Helmut Buld (lacht): Es ist nie alles gut. Aber Gleichberechtigung fängt schon viel früher an, nämlich bei der Bildung. Jeder hat zwar ein Recht auf Bildung, aber es haben hier nicht alle die gleichen Chancen. Auch Bildung kostet Geld. Wenn zum Beispiel jemand aus einer finanziell schwächeren Familie studieren will, und er muss zu seinem Studienort 500 Kilometer zurücklegen und sich dort eine Wohnung suchen und bezahlen, dann kann das sehr schwierig werden.

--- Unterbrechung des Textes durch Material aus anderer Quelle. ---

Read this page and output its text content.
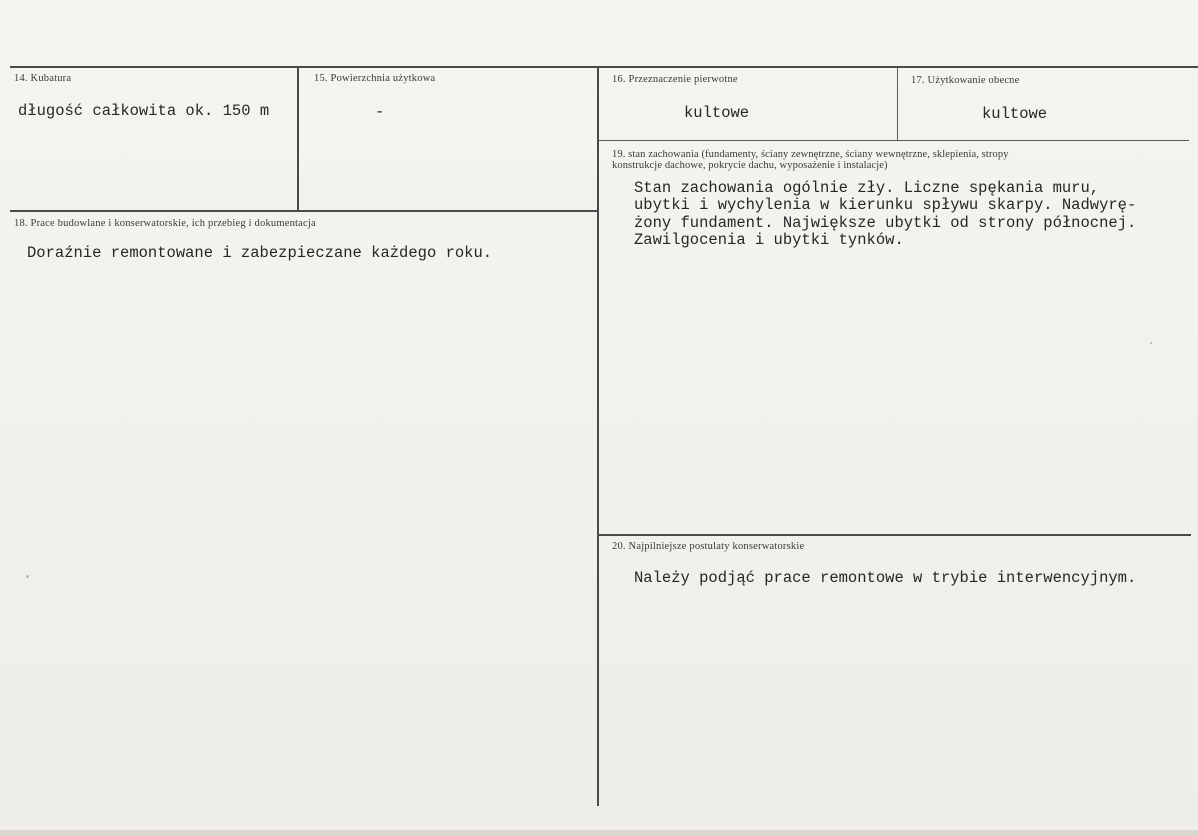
14. Kubatura
długość całkowita ok. 150 m
15. Powierzchnia użytkowa
-
16. Przeznaczenie pierwotne
kultowe
17. Użytkowanie obecne
kultowe
18. Prace budowlane i konserwatorskie, ich przebieg i dokumentacja
Doraźnie remontowane i zabezpieczane każdego roku.
19. stan zachowania (fundamenty, ściany zewnętrzne, ściany wewnętrzne, sklepienia, stropy
konstrukcje dachowe, pokrycie dachu, wyposażenie i instalacje)
Stan zachowania ogólnie zły. Liczne spękania muru,
ubytki i wychylenia w kierunku spływu skarpy. Nadwyrę-
żony fundament. Największe ubytki od strony północnej.
Zawilgocenia i ubytki tynków.
20. Najpilniejsze postulaty konserwatorskie
Należy podjąć prace remontowe w trybie interwencyjnym.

Sandy Koppitz: Dazu kommt noch: Die Ungleichheit zwischen Land und Stadt ist enorm. Die Stadt hat weniger Probleme mit der Infrastruktur, aber dafür mit dem bezahlbaren Wohnraum, die Mieten sind oft extrem hoch. Auf dem Land ist es umgekehrt: Da hast du zwar bezahlbaren Wohnraum, aber dafür ist die Infrastruktur nicht gegeben. Deswegen hat der DGB bei den vergangenen Bundes- und Landtagswahlen die regierenden Parteien darauf aufmerksam gemacht, dass die Infrastruktur auf dem Land und die Situation auf dem Wohnungsmarkt in der Stadt verbessert werden müssen.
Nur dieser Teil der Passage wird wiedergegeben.